消息,肯定是假的。
那这个假消息,是谁散布的?
乾灵宗的报复?
还是有什么更深的陷阱?
亦或是三上宗、大衍魔庭之流,为了搅浑这潭水,故意放出的风声?
无论是哪一种,如此一来,雪州都免不了一场腥风血雨。
而那些涌入雪州的外乡强者,个个眼高于顶,断不会把雪州本土势力放在眼里。
清平学院树大招风,怕是首当其冲。
而凌霜华,还有猎户少年一家,只怕是也难逃漩涡。
若乱局波及到她头上,后果不堪设想。
一股凉意,自李七玄的脊背窜起。
若是凌霜华出了危险,他定会无比自责。
因为正是他的缘故,凌霜华才被卷入这样的危局。
从雾山到乾灵宗,从营救楚空山到归元珠之争,她本可以置身事外。
可她却偏偏跟着自己,一步步走到了刀口之下。
李七玄想起那一夜,她把小白轻轻放进自己掌心。
“小白你留着。

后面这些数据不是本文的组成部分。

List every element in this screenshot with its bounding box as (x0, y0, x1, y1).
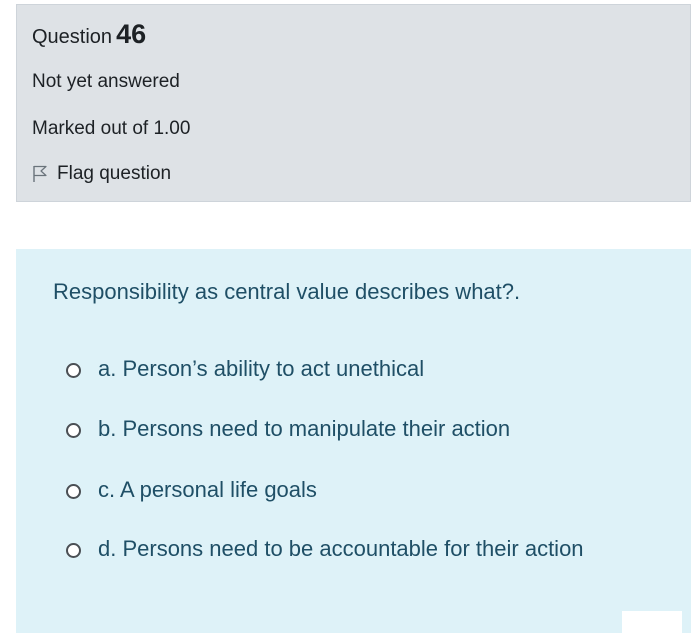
radio-unchecked-icon[interactable] (66, 484, 81, 499)
answer-option-a[interactable]: a. Person’s ability to act unethical (66, 356, 656, 388)
answer-option-c[interactable]: c. A personal life goals (66, 477, 656, 509)
answer-label: a. Person’s ability to act unethical (98, 356, 425, 381)
answer-label: b. Persons need to manipulate their acti… (98, 416, 511, 441)
flag-icon (33, 165, 47, 182)
radio-unchecked-icon[interactable] (66, 543, 81, 558)
question-number: 46 (116, 19, 147, 49)
question-grade: Marked out of 1.00 (32, 118, 191, 139)
answer-label: d. Persons need to be accountable for th… (98, 536, 584, 561)
flag-question-label: Flag question (57, 163, 172, 184)
corner-overlay (622, 611, 682, 633)
answer-option-d[interactable]: d. Persons need to be accountable for th… (66, 536, 656, 568)
question-text: Responsibility as central value describe… (53, 279, 521, 304)
radio-unchecked-icon[interactable] (66, 423, 81, 438)
question-content-panel: Responsibility as central value describe… (16, 249, 691, 633)
question-heading: Question 46 (32, 19, 146, 50)
answer-option-b[interactable]: b. Persons need to manipulate their acti… (66, 416, 656, 448)
question-label: Question (32, 26, 113, 48)
question-info-panel: Question 46 Not yet answered Marked out o… (16, 4, 691, 202)
radio-unchecked-icon[interactable] (66, 363, 81, 378)
answer-label: c. A personal life goals (98, 477, 317, 502)
flag-question-link[interactable]: Flag question (32, 163, 171, 185)
question-state: Not yet answered (32, 71, 180, 92)
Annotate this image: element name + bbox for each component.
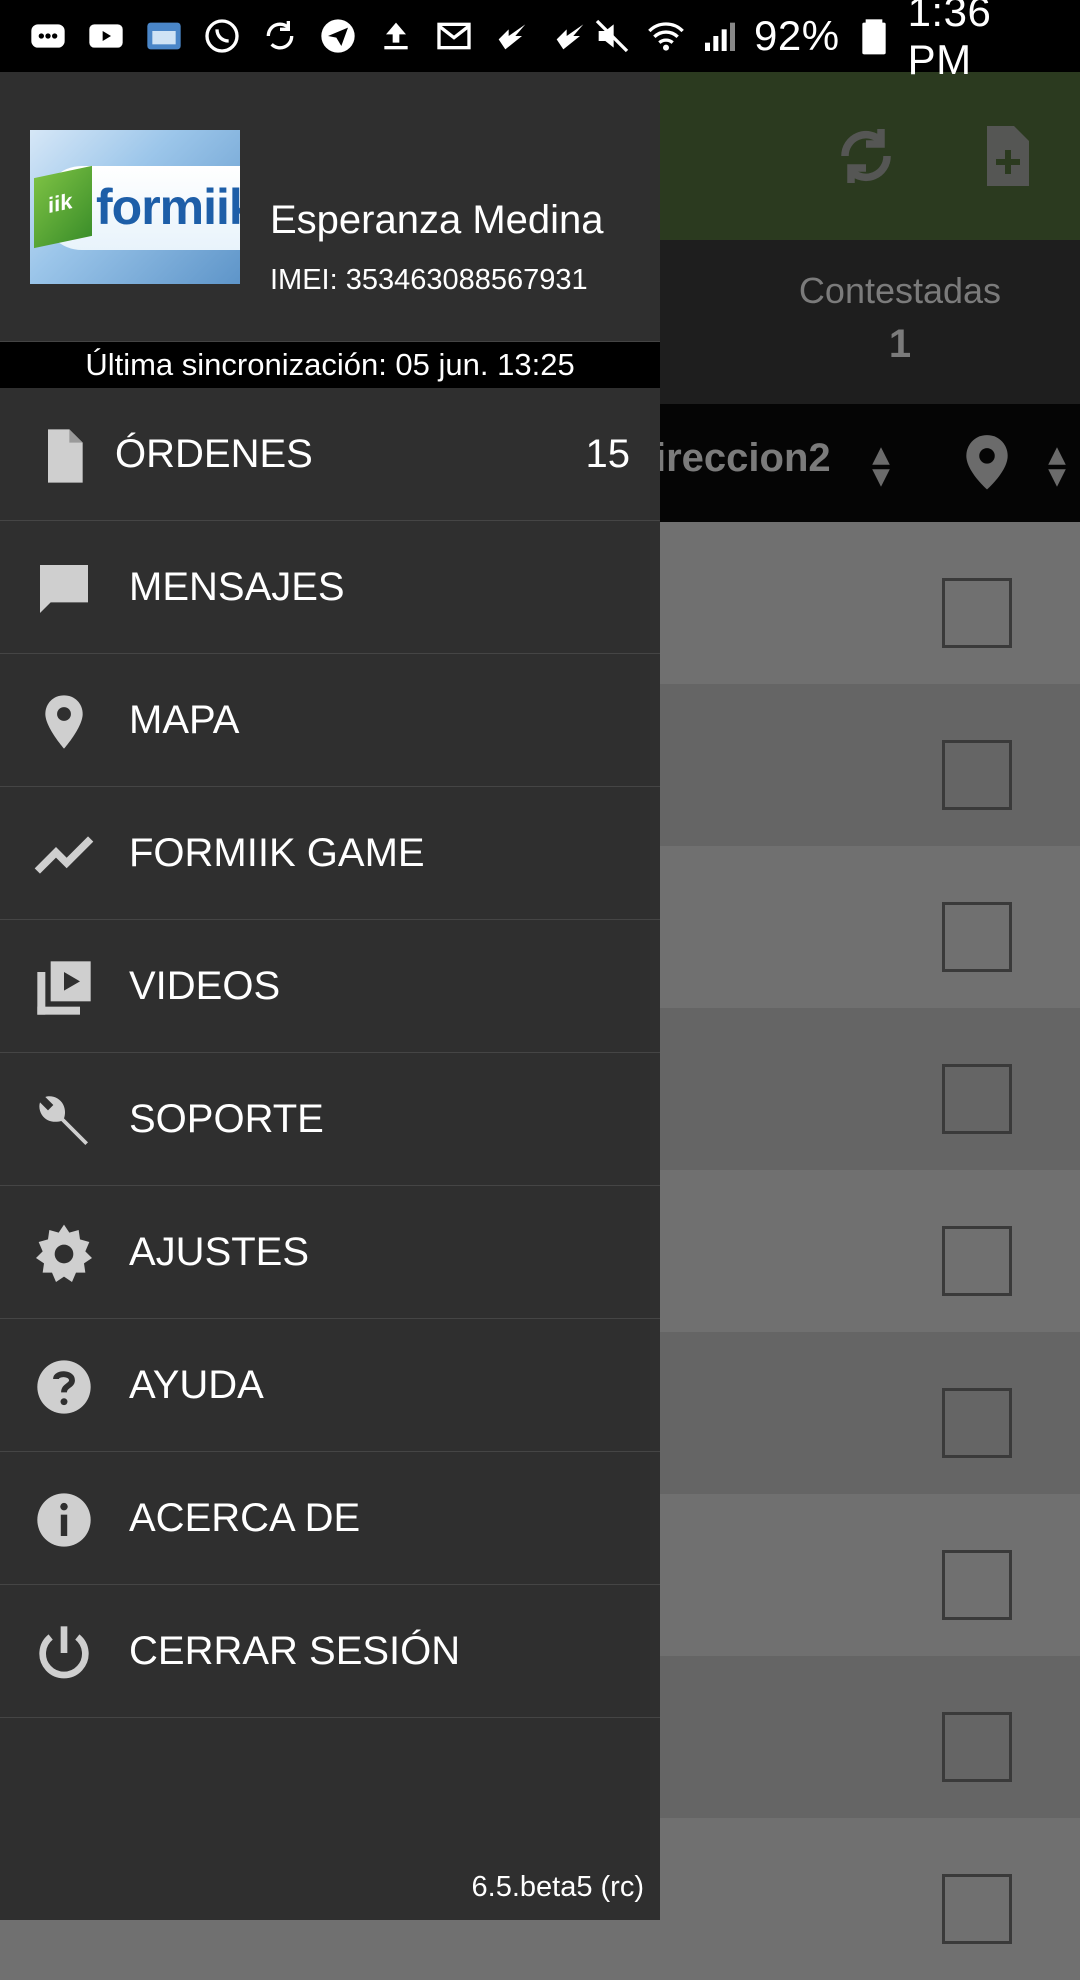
column-header-direccion2[interactable]: ireccion2 [655, 436, 831, 481]
row-checkbox[interactable] [942, 740, 1012, 810]
battery-percent: 92% [754, 12, 840, 59]
menu-item-label: MAPA [129, 697, 240, 742]
row-checkbox[interactable] [942, 1064, 1012, 1134]
menu-item-label: MENSAJES [129, 564, 345, 609]
menu-item-acerca-de[interactable]: ACERCA DE [0, 1452, 660, 1585]
drawer-header: iik formiik Esperanza Medina IMEI: 35346… [0, 72, 660, 342]
trend-icon [32, 823, 96, 887]
row-checkbox[interactable] [942, 902, 1012, 972]
menu-item-mapa[interactable]: MAPA [0, 654, 660, 787]
help-icon [32, 1355, 96, 1419]
menu-item-soporte[interactable]: SOPORTE [0, 1053, 660, 1186]
menu-item-label: VIDEOS [129, 963, 281, 1008]
menu-item-formiik-game[interactable]: FORMIIK GAME [0, 787, 660, 920]
battery-icon [854, 14, 894, 58]
menu-item-label: AJUSTES [129, 1229, 310, 1274]
mute-icon [592, 14, 632, 58]
menu-item-label: CERRAR SESIÓN [129, 1628, 461, 1673]
menu-item-label: SOPORTE [129, 1096, 324, 1141]
app-version: 6.5.beta5 (rc) [471, 1871, 644, 1903]
map-pin-icon [32, 690, 96, 754]
tab-contestadas-count: 1 [888, 322, 912, 366]
user-imei: IMEI: 353463088567931 [270, 264, 588, 296]
menu-item-label: ACERCA DE [129, 1495, 361, 1540]
signal-icon [700, 14, 740, 58]
menu-item-label: ÓRDENES [115, 431, 313, 476]
user-name: Esperanza Medina [270, 198, 604, 242]
row-checkbox[interactable] [942, 578, 1012, 648]
tab-contestadas[interactable]: Contestadas [790, 270, 1010, 312]
last-sync-bar: Última sincronización: 05 jun. 13:25 [0, 342, 660, 388]
upload-icon [374, 14, 418, 58]
notification-icons [26, 14, 592, 58]
gear-icon [32, 1222, 96, 1286]
row-checkbox[interactable] [942, 1712, 1012, 1782]
notification-icon [490, 14, 534, 58]
menu-item-videos[interactable]: VIDEOS [0, 920, 660, 1053]
logo-text: formiik [96, 179, 240, 235]
menu-item-ordenes[interactable]: ÓRDENES 15 [0, 388, 660, 521]
drawer-menu: ÓRDENES 15 MENSAJES MAPA FORMIIK GAME VI… [0, 388, 660, 1718]
row-checkbox[interactable] [942, 1226, 1012, 1296]
power-icon [32, 1621, 96, 1685]
row-checkbox[interactable] [942, 1388, 1012, 1458]
menu-item-ayuda[interactable]: AYUDA [0, 1319, 660, 1452]
youtube-icon [84, 14, 128, 58]
menu-item-label: FORMIIK GAME [129, 830, 425, 875]
menu-item-mensajes[interactable]: MENSAJES [0, 521, 660, 654]
notification-icon [548, 14, 592, 58]
app-icon [142, 14, 186, 58]
wrench-icon [32, 1089, 96, 1153]
menu-item-cerrar-sesion[interactable]: CERRAR SESIÓN [0, 1585, 660, 1718]
navigation-drawer: iik formiik Esperanza Medina IMEI: 35346… [0, 72, 660, 1920]
video-library-icon [32, 956, 96, 1020]
message-icon [32, 557, 96, 621]
avatar[interactable]: iik formiik [30, 130, 240, 284]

”
她如此说,眼里满是担忧。
李七玄深深地吸了一口气。
他担心凌霜华,再不敢耽搁半分,以最快的速度,不计代价地赶往雪州。
预设的传送阵链条,被他逐一启动。
岚州,幽州,雪州,一站接一站,急掠而过。
每启动一座,便有一枚传送晶石,在他掌中化作齑粉。
玄石,不计损耗地燃烧。
传送阵的白光一次次亮起,将他的身形一次次吞没。
幽州的大漠风沙,雪州的千里冰原,皆在脚下匆匆掠过。
他归心似箭,只恨这传送阵还不够快。
半路上。
李七玄身形猛地一顿。
龙戒空间深处,那枚暗金玉符,正在剧烈震动。
下一刻。
玉符嘭地一声碎了。
一道极淡的感应,随着碎裂的玉符传来,又悄然消逝。
李七玄的呼吸,骤然一滞。
那是他离开雪州之前,以清平学院院长李轩的身份,在‘闭关’之前,亲手交给昔日教习管若筠的东西。
他曾亲口叮嘱过她,若学院遭遇你等合力也无法应对的危机,捏碎此符,我便会‘出关’。